3. Ransomware attacks
Ransomware attacks have always been a popular method for hackers to get their hands on some easy cash. The way ransomware threats work is quite simple: the attacker first takes over a device and encrypts it. Once the user tries to access the device, they get notified that their system is corrupted and locked. To gain access to their device and files, they must pay a certain amount of money to the attacker.
Nowadays, ransomware attacks have gotten way more personalised and targeted. Hackers can target separate employees or lock companies out of their servers. Either way, ransomware threats will remain one of the most successful cybersecurity attacks in 2020.
4. Emotet and malware
Emotet is a type of malware that’s been present in the cybersecurity space for the last couple of years. It’s one of the most persistent threats out there. Not only is it still present, but it has evolved since its creation. This Trojan virus spread through email, but can also infect devices through websites and other media.
The Emotet malware creates a back door for hackers to walk in and leak sensitive data from networks and devices. Businesses with weak security systems can quickly become victims. To avoid similar infections, companies should implement robust cybersecurity measures. These include network scanning, software updating, and using encryption. The latter should be applied to all crucial business and customers-related data and communications — from file encryption to using a VPN on all connections to the internet.
5. Insider threats
What most businesses fail to acknowledge are the security threats that come from the inside. Most of these threats are a result of a lack of employees’ cyber security knowledge. But they can still cost companies hundreds of thousands of dollars.
Lack of education can leave employees clueless about the potential security risks lurking online. They then fall victim to phishing scams and other security threats. It puts the entire company at risk of losing data or financial assets.

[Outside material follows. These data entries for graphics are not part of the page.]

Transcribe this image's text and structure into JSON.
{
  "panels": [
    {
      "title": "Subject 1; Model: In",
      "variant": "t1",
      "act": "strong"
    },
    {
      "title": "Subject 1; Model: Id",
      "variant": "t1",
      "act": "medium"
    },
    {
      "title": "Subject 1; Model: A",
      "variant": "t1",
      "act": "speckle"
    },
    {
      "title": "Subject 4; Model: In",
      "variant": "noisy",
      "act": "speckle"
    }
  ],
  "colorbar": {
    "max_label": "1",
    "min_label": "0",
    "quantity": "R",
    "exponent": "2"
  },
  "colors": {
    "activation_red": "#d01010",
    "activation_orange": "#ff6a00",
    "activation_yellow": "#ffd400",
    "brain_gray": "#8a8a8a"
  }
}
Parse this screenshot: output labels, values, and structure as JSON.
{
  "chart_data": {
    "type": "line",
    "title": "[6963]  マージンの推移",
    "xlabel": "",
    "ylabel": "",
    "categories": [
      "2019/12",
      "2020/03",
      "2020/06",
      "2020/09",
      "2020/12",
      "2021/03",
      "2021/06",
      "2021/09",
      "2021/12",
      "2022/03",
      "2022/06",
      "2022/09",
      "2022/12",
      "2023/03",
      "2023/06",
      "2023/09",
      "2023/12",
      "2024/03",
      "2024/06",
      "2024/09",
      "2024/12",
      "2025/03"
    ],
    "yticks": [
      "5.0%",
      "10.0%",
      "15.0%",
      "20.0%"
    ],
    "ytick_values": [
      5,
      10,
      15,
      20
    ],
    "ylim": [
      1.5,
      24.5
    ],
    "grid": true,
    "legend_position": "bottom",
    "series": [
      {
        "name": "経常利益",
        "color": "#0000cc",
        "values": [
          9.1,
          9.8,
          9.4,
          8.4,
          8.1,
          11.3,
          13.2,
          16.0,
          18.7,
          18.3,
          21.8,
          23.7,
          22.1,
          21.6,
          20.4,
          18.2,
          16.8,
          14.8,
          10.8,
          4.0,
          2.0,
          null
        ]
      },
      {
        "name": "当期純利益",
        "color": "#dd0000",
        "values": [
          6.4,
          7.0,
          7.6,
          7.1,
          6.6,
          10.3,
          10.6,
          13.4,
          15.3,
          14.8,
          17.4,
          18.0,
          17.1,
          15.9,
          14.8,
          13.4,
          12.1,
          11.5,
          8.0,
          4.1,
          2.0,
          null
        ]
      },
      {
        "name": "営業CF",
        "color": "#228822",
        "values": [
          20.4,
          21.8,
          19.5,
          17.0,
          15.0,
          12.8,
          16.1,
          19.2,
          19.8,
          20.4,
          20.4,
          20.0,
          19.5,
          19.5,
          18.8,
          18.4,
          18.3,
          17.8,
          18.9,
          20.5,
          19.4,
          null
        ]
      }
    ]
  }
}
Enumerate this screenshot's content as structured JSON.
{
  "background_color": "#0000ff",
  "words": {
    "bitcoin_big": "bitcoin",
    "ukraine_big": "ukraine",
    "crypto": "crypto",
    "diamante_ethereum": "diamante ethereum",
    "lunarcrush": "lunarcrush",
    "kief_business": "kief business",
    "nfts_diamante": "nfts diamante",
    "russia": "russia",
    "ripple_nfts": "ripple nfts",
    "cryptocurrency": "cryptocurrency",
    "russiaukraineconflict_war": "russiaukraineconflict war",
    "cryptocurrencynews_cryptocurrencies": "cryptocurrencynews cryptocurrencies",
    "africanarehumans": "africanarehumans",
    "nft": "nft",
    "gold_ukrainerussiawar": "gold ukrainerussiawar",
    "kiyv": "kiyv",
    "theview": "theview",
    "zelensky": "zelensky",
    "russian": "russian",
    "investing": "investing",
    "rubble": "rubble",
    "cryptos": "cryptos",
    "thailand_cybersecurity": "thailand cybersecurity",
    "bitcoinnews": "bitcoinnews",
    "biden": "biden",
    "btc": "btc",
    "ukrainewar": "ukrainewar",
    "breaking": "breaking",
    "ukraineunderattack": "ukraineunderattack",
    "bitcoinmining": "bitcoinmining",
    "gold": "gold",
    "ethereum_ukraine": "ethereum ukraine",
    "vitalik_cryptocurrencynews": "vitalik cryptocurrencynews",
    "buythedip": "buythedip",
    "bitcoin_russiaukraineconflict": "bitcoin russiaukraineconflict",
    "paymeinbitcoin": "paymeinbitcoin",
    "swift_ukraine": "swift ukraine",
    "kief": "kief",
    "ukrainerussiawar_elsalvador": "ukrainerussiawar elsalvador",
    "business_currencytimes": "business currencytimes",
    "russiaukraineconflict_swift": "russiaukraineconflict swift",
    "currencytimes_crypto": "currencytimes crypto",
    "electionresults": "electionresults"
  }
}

Limiting the employees’ access to data and servers can be useful. The less access they have to confidential data — the lower are the chances that they will expose it to third parties.
Securing your business
Securing your businesses from a variety of online threats can be a long and tiring process. But it needs to be done.
As long as you start with small and consistent actions, such as keeping the systems up to date, you will be able to build healthier cybersecurity habits. Don’t forget to keep your employees on the same page when it comes to the importance of digital security.